= Antiquarische Gesellschaft in Zürich =

The Antiquarische Gesellschaft in Zürich (Antiquarian Society of Zürich), often shortened to Antiquarische or AGZ, is an association concerned with the study and preservation of the history of the canton of Zürich. The society has its headquarters next to the public records of Zürich.

== History ==

The society was founded in 1832 by Ferdinand Keller as a scholarly society of the urban middle class. Despite being merely a private association, it was granted a near monopoly on the findings of archaeological excavations by both the city and canton. Since 1837 the AGZ has published its reports annually. In 1887 Jakob Messikommer (1828–1917) who discovered and researched the prehistoric settlement Wetzikon–Robenhausen at Robenhausen established a regional section. 1862, the society initiated the Schweizerisches Idiotikon.

== Objective ==

Quote: Die Antiquarische Gesellschaft versteht sich als Brücke zwischen der Geschichtswissenschaft und einer an historischen Fragen interessierten Öffentlichkeit.
(The Antiquarische Gesellschaft aims to be a bridge between the science of history and the historical enquiries of the interested public.)
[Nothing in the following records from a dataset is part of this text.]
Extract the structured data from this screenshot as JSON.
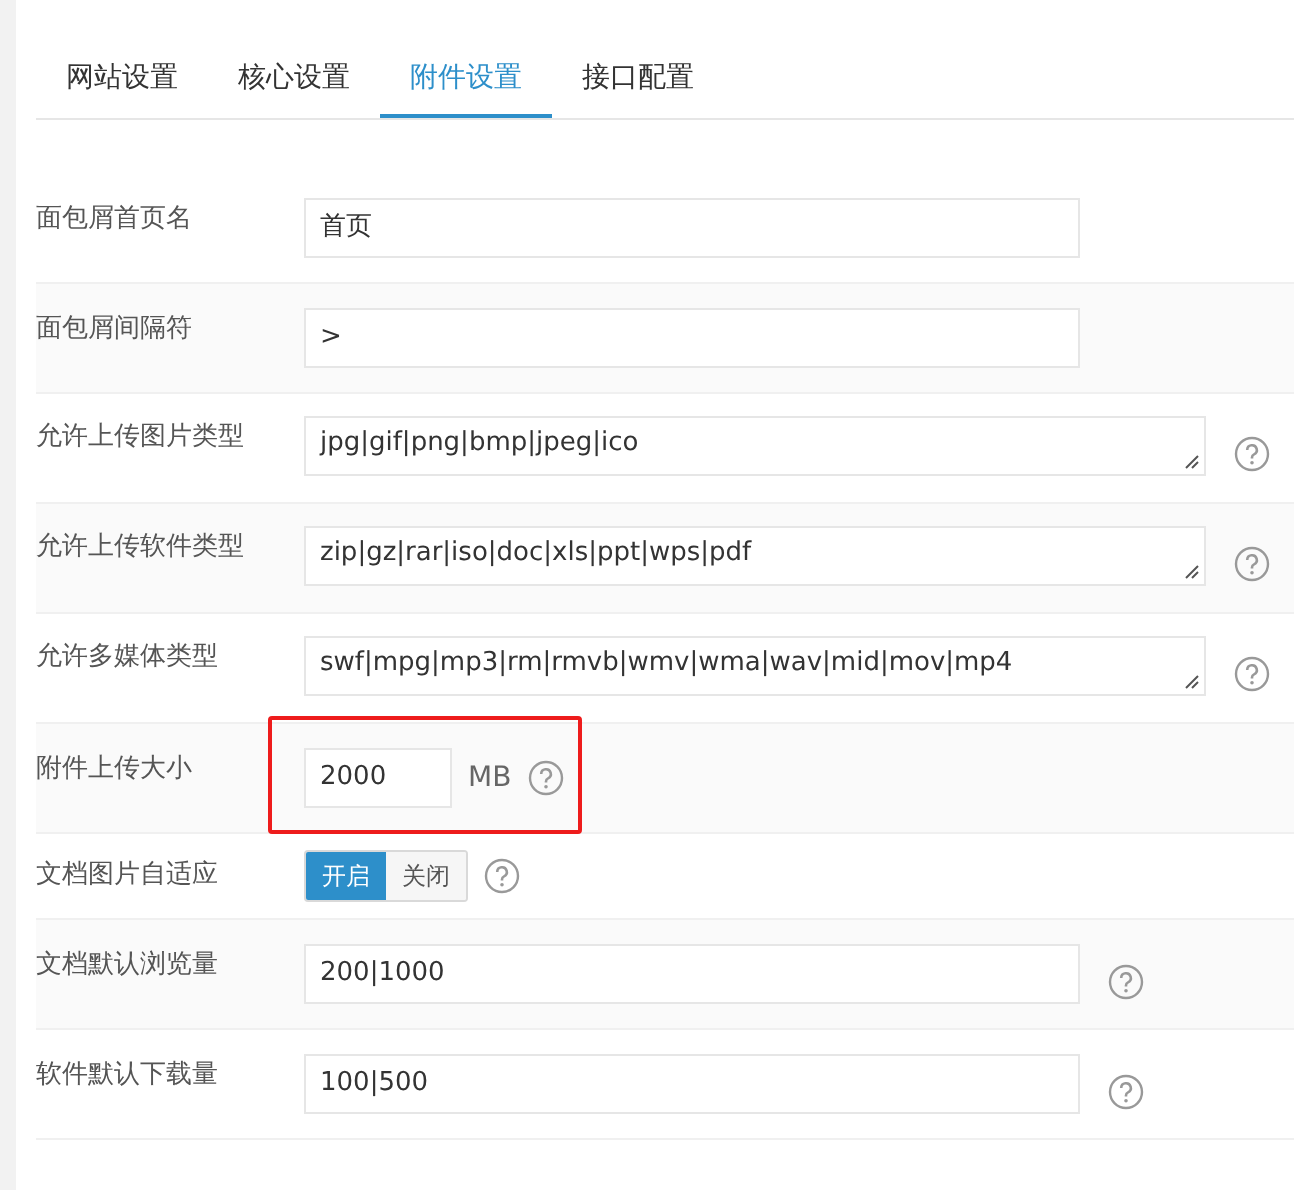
{
  "tabs": [
    {
      "label": "网站设置",
      "selected": false
    },
    {
      "label": "核心设置",
      "selected": false
    },
    {
      "label": "附件设置",
      "selected": true
    },
    {
      "label": "接口配置",
      "selected": false
    }
  ],
  "rows": [
    {
      "kind": "text",
      "label": "面包屑首页名",
      "value": "首页",
      "help": false,
      "highlighted": false
    },
    {
      "kind": "text",
      "label": "面包屑间隔符",
      "value": ">",
      "help": false,
      "highlighted": false
    },
    {
      "kind": "textarea",
      "label": "允许上传图片类型",
      "value": "jpg|gif|png|bmp|jpeg|ico",
      "help": true,
      "highlighted": false
    },
    {
      "kind": "textarea",
      "label": "允许上传软件类型",
      "value": "zip|gz|rar|iso|doc|xls|ppt|wps|pdf",
      "help": true,
      "highlighted": false
    },
    {
      "kind": "textarea",
      "label": "允许多媒体类型",
      "value": "swf|mpg|mp3|rm|rmvb|wmv|wma|wav|mid|mov|mp4",
      "help": true,
      "highlighted": false
    },
    {
      "kind": "size",
      "label": "附件上传大小",
      "value": "2000",
      "unit": "MB",
      "help": true,
      "highlighted": true
    },
    {
      "kind": "toggle",
      "label": "文档图片自适应",
      "options": [
        {
          "label": "开启",
          "selected": true
        },
        {
          "label": "关闭",
          "selected": false
        }
      ],
      "help": true,
      "highlighted": false
    },
    {
      "kind": "text",
      "label": "文档默认浏览量",
      "value": "200|1000",
      "help": true,
      "highlighted": false
    },
    {
      "kind": "text",
      "label": "软件默认下载量",
      "value": "100|500",
      "help": true,
      "highlighted": false
    }
  ]
}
To further this aim the society organises lectures, which usually take place in the winter; excursions, often in the summer or autumn; and guidance to researchers. The publications of the society rank alongside the Zürich Taschenbuch as the most important and valuable reference works for historians of Zürich to consult. The autumn lectures have become highly valued for the opportunity they present for the museums of Zürich to exchange information and ideas. In recent years the society has placed primary focus on conserving and restoring historical artifacts and archives.